Data-driven Office Dynamics

Emerging field of Information Visualization helps archivists make sense of organizational records: As we move toward a paperless world, professional archivists are experiencing a revolution. Once the keepers of rare paper documents, they are now faced with massive digital proliferation and questions of how to manage vast streams of data. According to Maria Esteva, a PhD candidate at The University of Texas at Austin School of Information, this new era offers both challenges and opportunities for archivists (also known as information scientists). “The quantity of paper records and the question of where to store them was a big reason why archivists became selectors of records, because there was no room,” Esteva said. “Now, potentially, we can store all these electronic records, so our role has evolved into determining what these records can tell us about the people and the organizations that created them, and devising approaches to make sense of them and make them accessible to people.” Esteva chose a challenging archive for her research subject: 17,000 documents, in Spanish, accumulated over ten years, charting the tenure of an important Argentine philanthropic organization where she once worked.

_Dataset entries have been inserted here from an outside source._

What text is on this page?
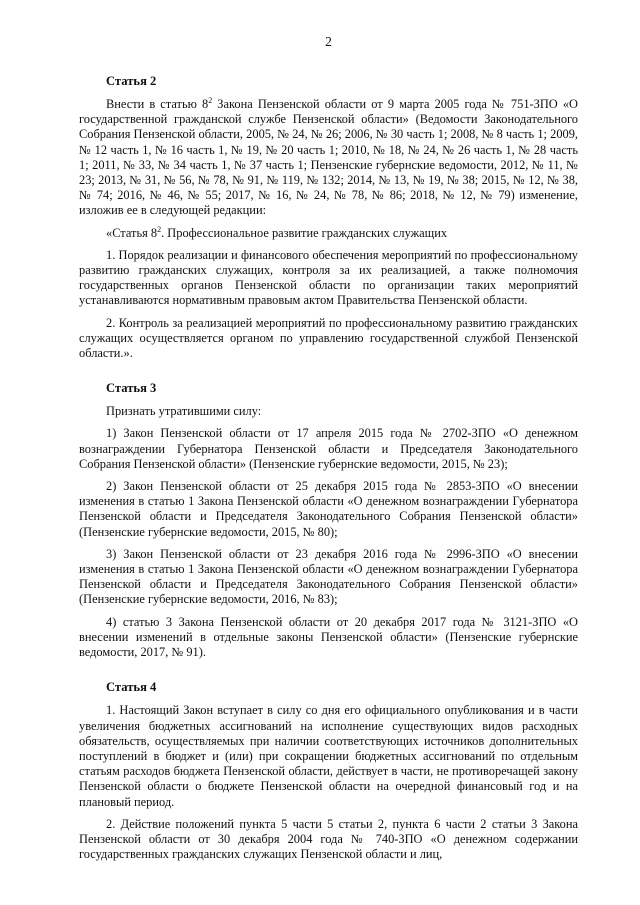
2
Статья 2

Внести в статью $8^2$ Закона Пензенской области от 9 марта 2005 года № 751-ЗПО «О государственной гражданской службе Пензенской области» (Ведомости Законодательного Собрания Пензенской области, 2005, № 24, № 26; 2006, № 30 часть 1; 2008, № 8 часть 1; 2009, № 12 часть 1, № 16 часть 1, № 19, № 20 часть 1; 2010, № 18, № 24, № 26 часть 1, № 28 часть 1; 2011, № 33, № 34 часть 1, № 37 часть 1; Пензенские губернские ведомости, 2012, № 11, № 23; 2013, № 31, № 56, № 78, № 91, № 119, № 132; 2014, № 13, № 19, № 38; 2015, № 12, № 38, № 74; 2016, № 46, № 55; 2017, № 16, № 24, № 78, № 86; 2018, № 12, № 79) изменение, изложив ее в следующей редакции:

«Статья $8^2$. Профессиональное развитие гражданских служащих

1. Порядок реализации и финансового обеспечения мероприятий по профессиональному развитию гражданских служащих, контроля за их реализацией, а также полномочия государственных органов Пензенской области по организации таких мероприятий устанавливаются нормативным правовым актом Правительства Пензенской области.

2. Контроль за реализацией мероприятий по профессиональному развитию гражданских служащих осуществляется органом по управлению государственной службой Пензенской области.».

Статья 3

Признать утратившими силу:

1) Закон Пензенской области от 17 апреля 2015 года № 2702-ЗПО «О денежном вознаграждении Губернатора Пензенской области и Председателя Законодательного Собрания Пензенской области» (Пензенские губернские ведомости, 2015, № 23);

2) Закон Пензенской области от 25 декабря 2015 года № 2853-ЗПО «О внесении изменения в статью 1 Закона Пензенской области «О денежном вознаграждении Губернатора Пензенской области и Председателя Законодательного Собрания Пензенской области» (Пензенские губернские ведомости, 2015, № 80);

3) Закон Пензенской области от 23 декабря 2016 года № 2996-ЗПО «О внесении изменения в статью 1 Закона Пензенской области «О денежном вознаграждении Губернатора Пензенской области и Председателя Законодательного Собрания Пензенской области» (Пензенские губернские ведомости, 2016, № 83);

4) статью 3 Закона Пензенской области от 20 декабря 2017 года № 3121-ЗПО «О внесении изменений в отдельные законы Пензенской области» (Пензенские губернские ведомости, 2017, № 91).

Статья 4

1. Настоящий Закон вступает в силу со дня его официального опубликования и в части увеличения бюджетных ассигнований на исполнение существующих видов расходных обязательств, осуществляемых при наличии соответствующих источников дополнительных поступлений в бюджет и (или) при сокращении бюджетных ассигнований по отдельным статьям расходов бюджета Пензенской области, действует в части, не противоречащей закону Пензенской области о бюджете Пензенской области на очередной финансовый год и на плановый период.

2. Действие положений пункта 5 части 5 статьи 2, пункта 6 части 2 статьи 3 Закона Пензенской области от 30 декабря 2004 года № 740-ЗПО «О денежном содержании государственных гражданских служащих Пензенской области и лиц,
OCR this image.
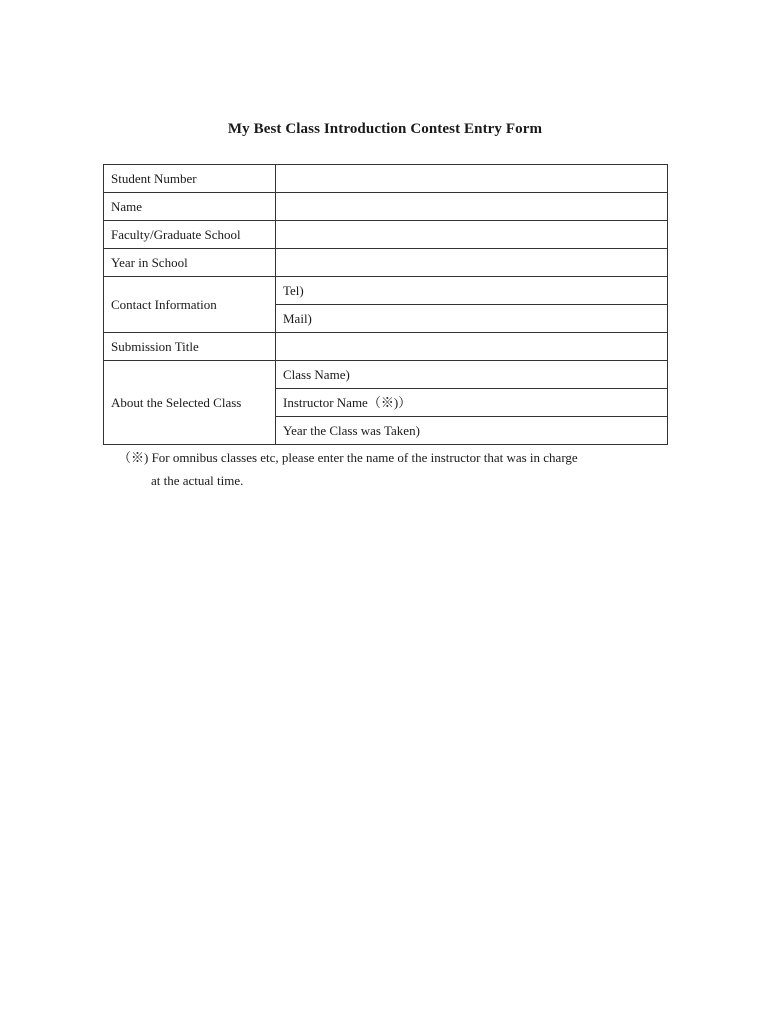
My Best Class Introduction Contest Entry Form
Student Number	
Name	
Faculty/Graduate School	
Year in School	
Contact Information	Tel)
	Mail)
Submission Title	
About the Selected Class	Class Name)
	Instructor Name（※)）
	Year the Class was Taken)
（※) For omnibus classes etc, please enter the name of the instructor that was in charge
at the actual time.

Though the task of interpreting an unstructured electronic text archive in Spanish appeared daunting, Esteva was confident she could use the power of text mining to uncover the hidden relationships among the records and through them the relationships between their creators. Generally, the bulk of paper records in an organization, such as legal documents or official correspondence, are kept in a structured record-keeping system. And while such records also exist in paper version in the Argentinean archive, Esteva was interested in the wealth of unstructured information present in the shared directory on the organization’s networked server: drafts, fragments, reports, communications, and even personal employee records, that could shed light on the work of the organization. Created by Esteva and Navratil, this visualization plots the relationship between the director and the employees of an organization relative to the strength of their working relationship. To watch the animation, click here.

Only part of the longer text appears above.